The house, once white, was now a wispy gray, the color of fog. It sat at the bend, where the crooked arm of the road curved to the right, alone in the woods, with no neighboring houses unless you counted Wine's Outfitters, a quarter mile down at the end of the dirt road. A swamp-green Jeep was parked near the steps.

They got out. The ground was cushioned with layers of fern and brown needles. Pine and aspen were thick and made the blurred light fade into gloom. To see the house, they had to hold back a curtain of branches.

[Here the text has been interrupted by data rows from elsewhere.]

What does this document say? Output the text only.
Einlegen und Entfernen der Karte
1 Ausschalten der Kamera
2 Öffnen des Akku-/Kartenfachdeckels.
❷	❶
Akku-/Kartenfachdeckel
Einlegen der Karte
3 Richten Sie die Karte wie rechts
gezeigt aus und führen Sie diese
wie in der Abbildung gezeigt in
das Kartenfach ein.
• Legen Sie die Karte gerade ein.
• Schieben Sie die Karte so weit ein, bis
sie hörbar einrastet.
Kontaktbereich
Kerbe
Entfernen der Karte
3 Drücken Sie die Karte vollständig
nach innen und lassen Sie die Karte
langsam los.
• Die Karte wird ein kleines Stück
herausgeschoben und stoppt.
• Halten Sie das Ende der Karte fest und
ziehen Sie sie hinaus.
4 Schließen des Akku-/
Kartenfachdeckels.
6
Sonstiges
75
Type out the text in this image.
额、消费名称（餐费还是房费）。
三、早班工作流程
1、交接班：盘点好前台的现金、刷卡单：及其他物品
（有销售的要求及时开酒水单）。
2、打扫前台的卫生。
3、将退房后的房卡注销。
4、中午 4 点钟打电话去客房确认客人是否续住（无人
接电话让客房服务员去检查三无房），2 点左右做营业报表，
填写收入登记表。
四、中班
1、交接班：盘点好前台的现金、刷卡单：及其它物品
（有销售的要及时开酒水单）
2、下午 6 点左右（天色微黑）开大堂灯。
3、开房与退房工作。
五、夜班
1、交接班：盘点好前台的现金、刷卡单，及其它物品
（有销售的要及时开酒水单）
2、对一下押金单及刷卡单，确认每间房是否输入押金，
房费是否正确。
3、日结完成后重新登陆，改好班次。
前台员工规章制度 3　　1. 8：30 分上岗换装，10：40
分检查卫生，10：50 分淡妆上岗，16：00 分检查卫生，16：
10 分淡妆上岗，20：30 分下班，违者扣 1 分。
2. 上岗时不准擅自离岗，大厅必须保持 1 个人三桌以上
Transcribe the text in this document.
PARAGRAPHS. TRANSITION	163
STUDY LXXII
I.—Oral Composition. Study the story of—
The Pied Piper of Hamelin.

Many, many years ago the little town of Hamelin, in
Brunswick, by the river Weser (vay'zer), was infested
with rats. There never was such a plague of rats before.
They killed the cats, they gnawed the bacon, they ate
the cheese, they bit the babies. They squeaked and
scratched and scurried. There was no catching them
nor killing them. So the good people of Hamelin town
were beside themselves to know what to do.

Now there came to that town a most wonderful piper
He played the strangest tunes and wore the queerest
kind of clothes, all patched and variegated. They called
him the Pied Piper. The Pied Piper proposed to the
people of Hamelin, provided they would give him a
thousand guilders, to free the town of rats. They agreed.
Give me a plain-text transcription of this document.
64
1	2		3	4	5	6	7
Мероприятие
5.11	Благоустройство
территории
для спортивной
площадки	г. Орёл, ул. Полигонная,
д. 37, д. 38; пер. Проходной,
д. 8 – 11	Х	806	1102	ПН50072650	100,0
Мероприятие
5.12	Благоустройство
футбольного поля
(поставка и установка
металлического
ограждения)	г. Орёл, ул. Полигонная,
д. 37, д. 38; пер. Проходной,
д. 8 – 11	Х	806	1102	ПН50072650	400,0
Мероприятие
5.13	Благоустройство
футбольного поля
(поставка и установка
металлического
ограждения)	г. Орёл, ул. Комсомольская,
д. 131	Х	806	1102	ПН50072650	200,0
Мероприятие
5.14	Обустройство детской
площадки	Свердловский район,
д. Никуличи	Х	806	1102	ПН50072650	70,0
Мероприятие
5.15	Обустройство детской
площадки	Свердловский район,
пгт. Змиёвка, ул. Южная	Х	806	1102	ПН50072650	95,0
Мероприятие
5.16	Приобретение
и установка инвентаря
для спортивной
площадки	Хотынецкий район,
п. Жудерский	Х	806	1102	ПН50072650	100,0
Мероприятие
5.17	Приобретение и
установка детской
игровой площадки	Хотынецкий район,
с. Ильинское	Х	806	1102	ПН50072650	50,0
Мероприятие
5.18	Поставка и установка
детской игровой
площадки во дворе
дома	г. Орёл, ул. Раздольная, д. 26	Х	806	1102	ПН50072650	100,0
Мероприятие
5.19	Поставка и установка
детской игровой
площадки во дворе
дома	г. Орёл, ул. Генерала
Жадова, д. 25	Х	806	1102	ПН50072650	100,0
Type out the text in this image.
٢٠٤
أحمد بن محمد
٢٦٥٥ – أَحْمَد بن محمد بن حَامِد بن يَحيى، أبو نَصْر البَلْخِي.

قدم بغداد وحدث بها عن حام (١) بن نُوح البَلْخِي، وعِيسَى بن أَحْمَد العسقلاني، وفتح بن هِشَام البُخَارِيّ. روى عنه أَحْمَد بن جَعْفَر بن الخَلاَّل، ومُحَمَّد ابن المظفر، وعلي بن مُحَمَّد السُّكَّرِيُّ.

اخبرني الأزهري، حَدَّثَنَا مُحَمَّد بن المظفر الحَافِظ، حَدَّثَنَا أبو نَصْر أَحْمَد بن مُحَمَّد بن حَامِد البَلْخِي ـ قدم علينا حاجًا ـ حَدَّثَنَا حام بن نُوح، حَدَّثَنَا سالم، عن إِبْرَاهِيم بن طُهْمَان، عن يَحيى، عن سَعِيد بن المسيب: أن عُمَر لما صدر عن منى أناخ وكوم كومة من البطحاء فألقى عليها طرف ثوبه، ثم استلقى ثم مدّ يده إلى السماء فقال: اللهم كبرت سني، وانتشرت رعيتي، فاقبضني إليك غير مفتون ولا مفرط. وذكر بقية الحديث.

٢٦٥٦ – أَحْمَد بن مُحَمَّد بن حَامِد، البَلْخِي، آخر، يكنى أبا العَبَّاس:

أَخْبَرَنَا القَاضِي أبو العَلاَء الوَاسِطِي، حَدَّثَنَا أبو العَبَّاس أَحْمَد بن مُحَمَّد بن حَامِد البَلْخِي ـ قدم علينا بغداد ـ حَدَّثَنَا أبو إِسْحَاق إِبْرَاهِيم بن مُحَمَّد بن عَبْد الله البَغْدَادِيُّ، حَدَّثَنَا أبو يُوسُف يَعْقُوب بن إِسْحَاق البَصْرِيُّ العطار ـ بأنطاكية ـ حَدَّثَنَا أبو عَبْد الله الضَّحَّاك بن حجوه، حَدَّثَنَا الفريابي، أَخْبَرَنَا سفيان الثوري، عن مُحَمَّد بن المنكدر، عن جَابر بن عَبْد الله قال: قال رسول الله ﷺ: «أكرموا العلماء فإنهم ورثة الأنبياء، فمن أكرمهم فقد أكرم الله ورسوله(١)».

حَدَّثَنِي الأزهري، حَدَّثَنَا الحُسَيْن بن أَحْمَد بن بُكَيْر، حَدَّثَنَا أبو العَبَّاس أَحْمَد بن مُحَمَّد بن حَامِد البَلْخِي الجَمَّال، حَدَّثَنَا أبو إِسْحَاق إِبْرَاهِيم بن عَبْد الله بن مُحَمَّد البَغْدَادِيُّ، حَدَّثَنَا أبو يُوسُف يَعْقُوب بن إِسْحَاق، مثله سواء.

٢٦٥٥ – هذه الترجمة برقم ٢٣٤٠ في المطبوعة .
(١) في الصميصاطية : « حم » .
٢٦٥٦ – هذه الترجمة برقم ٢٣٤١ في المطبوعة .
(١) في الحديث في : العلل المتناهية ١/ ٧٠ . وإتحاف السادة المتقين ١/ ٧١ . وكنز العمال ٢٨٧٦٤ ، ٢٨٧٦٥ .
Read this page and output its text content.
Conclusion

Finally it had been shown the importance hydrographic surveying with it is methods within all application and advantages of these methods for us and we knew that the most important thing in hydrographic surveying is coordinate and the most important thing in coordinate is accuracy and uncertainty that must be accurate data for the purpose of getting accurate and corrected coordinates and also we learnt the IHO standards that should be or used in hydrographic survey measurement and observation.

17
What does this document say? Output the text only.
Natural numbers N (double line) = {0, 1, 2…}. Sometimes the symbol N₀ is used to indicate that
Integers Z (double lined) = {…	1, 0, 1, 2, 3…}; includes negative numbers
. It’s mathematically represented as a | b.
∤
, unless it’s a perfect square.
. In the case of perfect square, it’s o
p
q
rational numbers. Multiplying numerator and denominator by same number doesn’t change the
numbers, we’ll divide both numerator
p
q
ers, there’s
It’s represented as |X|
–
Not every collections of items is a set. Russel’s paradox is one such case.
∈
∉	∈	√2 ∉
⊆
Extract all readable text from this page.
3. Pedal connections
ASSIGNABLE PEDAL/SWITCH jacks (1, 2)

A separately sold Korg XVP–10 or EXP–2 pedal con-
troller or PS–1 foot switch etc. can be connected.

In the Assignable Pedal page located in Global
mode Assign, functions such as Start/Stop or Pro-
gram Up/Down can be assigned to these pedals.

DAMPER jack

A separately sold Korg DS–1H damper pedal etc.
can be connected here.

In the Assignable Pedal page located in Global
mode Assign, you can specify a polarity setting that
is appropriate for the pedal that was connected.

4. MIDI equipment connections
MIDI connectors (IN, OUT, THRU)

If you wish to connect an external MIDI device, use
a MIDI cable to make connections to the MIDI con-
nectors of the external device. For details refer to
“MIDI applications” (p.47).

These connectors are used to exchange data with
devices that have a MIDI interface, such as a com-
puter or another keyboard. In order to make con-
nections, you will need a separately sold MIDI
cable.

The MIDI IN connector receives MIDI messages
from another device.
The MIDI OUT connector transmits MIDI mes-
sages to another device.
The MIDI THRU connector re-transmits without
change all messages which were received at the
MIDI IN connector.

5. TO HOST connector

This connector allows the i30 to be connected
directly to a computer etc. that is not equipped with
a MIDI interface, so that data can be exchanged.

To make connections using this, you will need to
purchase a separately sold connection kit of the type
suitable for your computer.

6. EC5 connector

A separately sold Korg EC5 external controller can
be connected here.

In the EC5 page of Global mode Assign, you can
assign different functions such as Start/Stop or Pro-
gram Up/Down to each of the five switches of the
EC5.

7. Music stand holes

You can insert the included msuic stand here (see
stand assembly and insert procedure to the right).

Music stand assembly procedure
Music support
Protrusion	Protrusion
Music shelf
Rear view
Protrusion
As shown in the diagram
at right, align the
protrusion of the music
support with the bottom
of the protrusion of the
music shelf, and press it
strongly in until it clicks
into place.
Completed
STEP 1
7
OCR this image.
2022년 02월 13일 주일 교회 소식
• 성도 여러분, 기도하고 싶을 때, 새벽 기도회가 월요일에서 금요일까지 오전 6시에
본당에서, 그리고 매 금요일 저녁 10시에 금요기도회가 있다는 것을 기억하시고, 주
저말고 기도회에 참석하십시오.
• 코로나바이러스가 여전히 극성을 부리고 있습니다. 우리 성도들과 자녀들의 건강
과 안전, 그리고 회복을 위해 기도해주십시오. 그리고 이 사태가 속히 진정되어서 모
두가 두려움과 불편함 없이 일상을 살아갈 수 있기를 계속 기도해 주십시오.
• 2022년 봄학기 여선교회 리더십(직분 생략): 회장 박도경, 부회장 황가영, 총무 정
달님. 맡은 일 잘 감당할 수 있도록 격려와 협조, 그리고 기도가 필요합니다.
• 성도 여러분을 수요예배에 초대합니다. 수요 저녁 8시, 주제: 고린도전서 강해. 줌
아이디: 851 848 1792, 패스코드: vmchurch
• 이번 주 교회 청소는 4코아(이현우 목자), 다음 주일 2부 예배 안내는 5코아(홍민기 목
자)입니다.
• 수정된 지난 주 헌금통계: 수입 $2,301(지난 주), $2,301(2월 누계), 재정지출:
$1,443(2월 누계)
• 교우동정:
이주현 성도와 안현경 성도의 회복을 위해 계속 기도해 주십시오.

The house seemed to float, insubstantial in the mist that covered the bottom step going up to the porch. It was a big porch that wrapped around three sides. An old metal glider and a wooden swing moved slightly, as if remembering the weight of those recently risen from them. Folding chairs were stacked against the wall, and playthings such as blocks and dolls were scattered around. A red tricycle leaned precariously on the steps. It was the only spot of color, that red; everything else—the swing, the glider—was a uniform gray that caused the whole of the house to melt into the woods, taking on the protective coloration of trees and rocks and ground mist. A wind came up and creaked the ropes of the swing with a sound that could have come from a ship's rigging. That was what the house made Mary think of: sails and spars whipped by the wind, a lumbering ship heaving and rasping in water fog.

It had been less than a minute since they'd heard the first shout, and now came a long ululating cry, as if the gray ship had been slammed down into the trough of the waves. This was followed by an uneven chorus of smaller voices. Mary shrank from the sound, thinking it the most terrible, because most pitiable, sound she had ever heard.